Does anyone have any recommended monitoring tools used to monitor your NixOS servers? My need extends a tiny bit further than something like https://uptimerobot.com/ - would be nice to be able to alert on high cpu usage, memory usage, etc.
NixOS has good support for Prometheus and I use it on some of my servers. Essentially you install the prometheus and alertmanager on a “check” server and then the node exporter on the servers you need to monitor. It’s not super easy, but it’s powerful.
We use prometheus extensively at $DAY_JOB and then I use 80% of that to monitor things at home as well (obviously not at the same scale…)
I really like the separation of data capture and alerting as well as visualizing things with grafana. Cannot recommend it strongly enough.
We used sensu before, but this is so much better.
i’ve had good success with the zabbix … give it a whirl.
Thanks for the suggesions! I found https://christine.website/blog/prometheus-grafana-loki-nixos-2020-11-20 (a great guide), but I’d like a simpler way to access grafana from my own computer. Any suggestions there? I don’t want to expose grafana on the internet. SSH port forwarding or something?
In my experience Tailscale has been a convenient option for those kinds of scenarios where you don’t want to open up ports to the internet at large.
There’s also services.icingaweb2.enable and its forks that see a fair bit of use and have a bunch of options available, though I still need to get around to configuring one of them to try personally.
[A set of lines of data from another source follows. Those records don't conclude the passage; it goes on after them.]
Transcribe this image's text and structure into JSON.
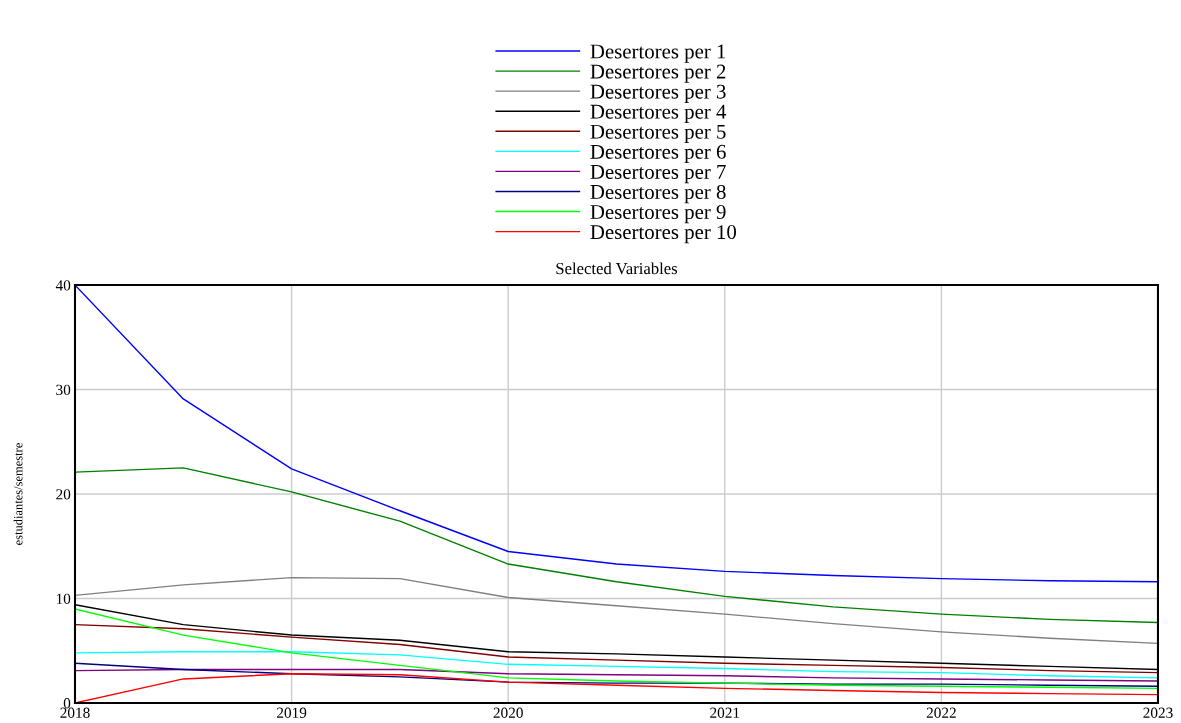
{
  "chart_data": {
    "type": "line",
    "title": "Selected Variables",
    "ylabel": "estudiantes/semestre",
    "x": [
      2018,
      2018.5,
      2019,
      2019.5,
      2020,
      2020.5,
      2021,
      2021.5,
      2022,
      2022.5,
      2023
    ],
    "xlim": [
      2018,
      2023
    ],
    "xticks": [
      2018,
      2019,
      2020,
      2021,
      2022,
      2023
    ],
    "ylim": [
      0,
      40
    ],
    "yticks": [
      0,
      10,
      20,
      30,
      40
    ],
    "grid": true,
    "legend": "top",
    "line_style": "solid",
    "marker": "none",
    "series": [
      {
        "name": "Desertores per 1",
        "color": "#0000ff",
        "values": [
          40,
          29.1,
          22.4,
          18.4,
          14.5,
          13.3,
          12.6,
          12.2,
          11.9,
          11.7,
          11.6
        ]
      },
      {
        "name": "Desertores per 2",
        "color": "#008000",
        "values": [
          22.1,
          22.5,
          20.2,
          17.4,
          13.3,
          11.6,
          10.2,
          9.2,
          8.5,
          8.0,
          7.7
        ]
      },
      {
        "name": "Desertores per 3",
        "color": "#808080",
        "values": [
          10.3,
          11.3,
          12.0,
          11.9,
          10.1,
          9.3,
          8.5,
          7.6,
          6.8,
          6.2,
          5.7
        ]
      },
      {
        "name": "Desertores per 4",
        "color": "#000000",
        "values": [
          9.4,
          7.5,
          6.5,
          6.0,
          4.9,
          4.7,
          4.4,
          4.1,
          3.8,
          3.5,
          3.2
        ]
      },
      {
        "name": "Desertores per 5",
        "color": "#800000",
        "values": [
          7.5,
          7.1,
          6.3,
          5.6,
          4.4,
          4.1,
          3.8,
          3.6,
          3.4,
          3.1,
          2.9
        ]
      },
      {
        "name": "Desertores per 6",
        "color": "#00ffff",
        "values": [
          4.8,
          4.9,
          4.9,
          4.6,
          3.7,
          3.5,
          3.3,
          3.0,
          2.9,
          2.6,
          2.4
        ]
      },
      {
        "name": "Desertores per 7",
        "color": "#800080",
        "values": [
          3.1,
          3.2,
          3.2,
          3.2,
          2.8,
          2.7,
          2.6,
          2.4,
          2.3,
          2.2,
          2.1
        ]
      },
      {
        "name": "Desertores per 8",
        "color": "#000080",
        "values": [
          3.8,
          3.2,
          2.8,
          2.5,
          2.0,
          1.9,
          1.9,
          1.8,
          1.8,
          1.7,
          1.6
        ]
      },
      {
        "name": "Desertores per 9",
        "color": "#00ff00",
        "values": [
          9.0,
          6.5,
          4.8,
          3.6,
          2.4,
          2.1,
          1.9,
          1.7,
          1.6,
          1.5,
          1.4
        ]
      },
      {
        "name": "Desertores per 10",
        "color": "#ff0000",
        "values": [
          0,
          2.3,
          2.8,
          2.7,
          2.0,
          1.7,
          1.4,
          1.2,
          1.0,
          0.9,
          0.8
        ]
      }
    ]
  }
}
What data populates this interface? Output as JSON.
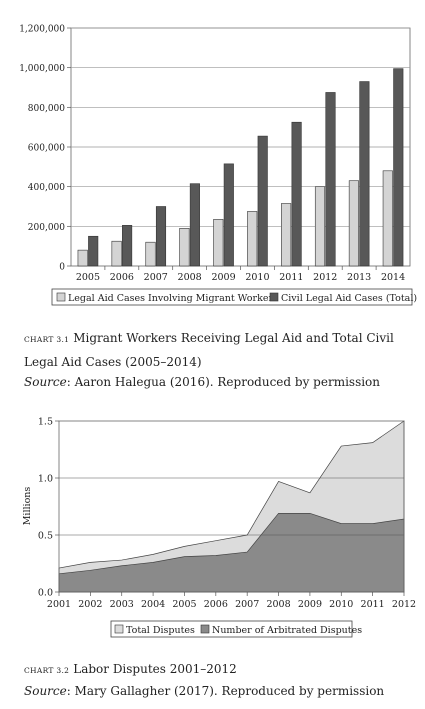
{
  "chart_data": [
    {
      "type": "bar",
      "categories": [
        "2005",
        "2006",
        "2007",
        "2008",
        "2009",
        "2010",
        "2011",
        "2012",
        "2013",
        "2014"
      ],
      "series": [
        {
          "name": "Legal Aid Cases Involving Migrant Workers",
          "color": "#d4d4d4",
          "values": [
            80000,
            125000,
            120000,
            190000,
            235000,
            275000,
            315000,
            400000,
            430000,
            480000
          ]
        },
        {
          "name": "Civil Legal Aid Cases (Total)",
          "color": "#585858",
          "values": [
            150000,
            205000,
            300000,
            415000,
            515000,
            655000,
            725000,
            875000,
            930000,
            995000
          ]
        }
      ],
      "yticks": [
        "0",
        "200,000",
        "400,000",
        "600,000",
        "800,000",
        "1,000,000",
        "1,200,000"
      ],
      "ylim": [
        0,
        1200000
      ],
      "grid": true,
      "legend": "bottom"
    },
    {
      "type": "area",
      "x": [
        2001,
        2002,
        2003,
        2004,
        2005,
        2006,
        2007,
        2008,
        2009,
        2010,
        2011,
        2012
      ],
      "xticks": [
        "2001",
        "2002",
        "2003",
        "2004",
        "2005",
        "2006",
        "2007",
        "2008",
        "2009",
        "2010",
        "2011",
        "2012"
      ],
      "series": [
        {
          "name": "Total Disputes",
          "color": "#dcdcdc",
          "values": [
            0.21,
            0.26,
            0.28,
            0.33,
            0.4,
            0.45,
            0.5,
            0.97,
            0.87,
            1.28,
            1.31,
            1.5
          ]
        },
        {
          "name": "Number of Arbitrated Disputes",
          "color": "#8a8a8a",
          "values": [
            0.16,
            0.19,
            0.23,
            0.26,
            0.31,
            0.32,
            0.35,
            0.69,
            0.69,
            0.6,
            0.6,
            0.64
          ]
        }
      ],
      "ylabel": "Millions",
      "yticks": [
        "0.0",
        "0.5",
        "1.0",
        "1.5"
      ],
      "ylim": [
        0,
        1.5
      ],
      "grid": true,
      "legend": "bottom"
    }
  ],
  "captions": [
    {
      "label": "CHART 3.1",
      "title": "Migrant Workers Receiving Legal Aid and Total Civil Legal Aid Cases (2005–2014)",
      "source_label": "Source",
      "source_text": ": Aaron Halegua (2016). Reproduced by permission"
    },
    {
      "label": "CHART 3.2",
      "title": "Labor Disputes 2001–2012",
      "source_label": "Source",
      "source_text": ": Mary Gallagher (2017). Reproduced by permission"
    }
  ]
}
I like the minimalism of monit.
We use Grafana alerts + Prometheus + Loki and are happy with it so far.
It comes with automatic metrics for CPU, memory, temperature, and so on, so you just need to set your alert thresholds.
grafana supports authentication either by itself or through oauth. For work we authenticate against Azure AD. Personally, I just use wireguard and then don’t expose grafana externally.
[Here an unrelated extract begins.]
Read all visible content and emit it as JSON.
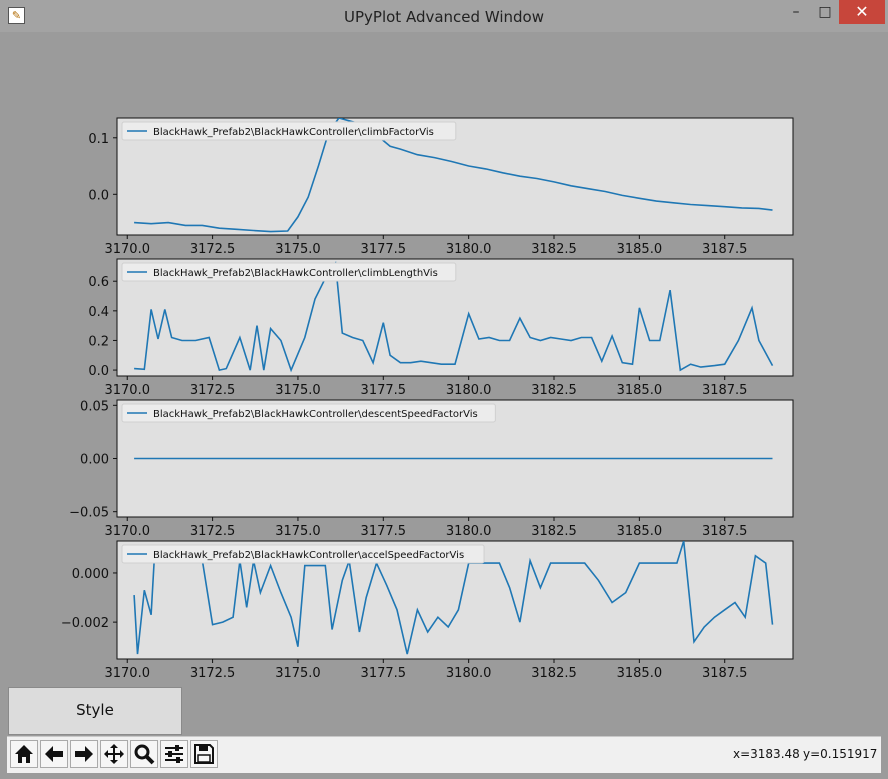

To add to nh2’s comment about grafana alerts. We looked at that too, but decided against it as Prometheus’s alert manager allows you to do grouping which means getting 1 notification saying 35 instances are down rather than 35 notifications…
Thank you for all the suggestions! I’ve gone with prometheus and grafana. Now I just need to figure out wireguard/tailscale
I’d also suggest netdata for its simple setup.
Prometheus + telegraf is my current favorite. Telegraf can handle tons of things that you would usually set up dedicated exporters for in one binary: https://github.com/Mic92/dotfiles/blob/c3449c4f7562857c54e99a5bd4bb3d14219ac68b/nixos/modules/telegraf.nix
It can even do blackbox exporter like functionality: https://github.com/Mic92/dotfiles/blob/c3449c4f7562857c54e99a5bd4bb3d14219ac68b/nixos/modules/telegraf.nix
Than prometheus query language is very generic so you don’t have to repeat yourself setting up alerts: https://github.com/Mic92/dotfiles/blob/c3449c4f7562857c54e99a5bd4bb3d14219ac68b/nixos/modules/telegraf.nix
I tested netdata, zabbix, influxdb, grafana and icinga2 before, I sticked with prometheus.
my generic telegraf setup is now also available in srvos: https://github.com/numtide/srvos/blob/bf8ce44e0d1a380565c51bd6a707a75ac21c1a9a/nixos/mixins/telegraf.nix
FYI: This thread seduced me into trying Monit, thanks for the hint! After some initial issues, it was a real pleasure to set up to monitor my laptop and home server. If you are interested, I posted a summary of my setup. Cheers!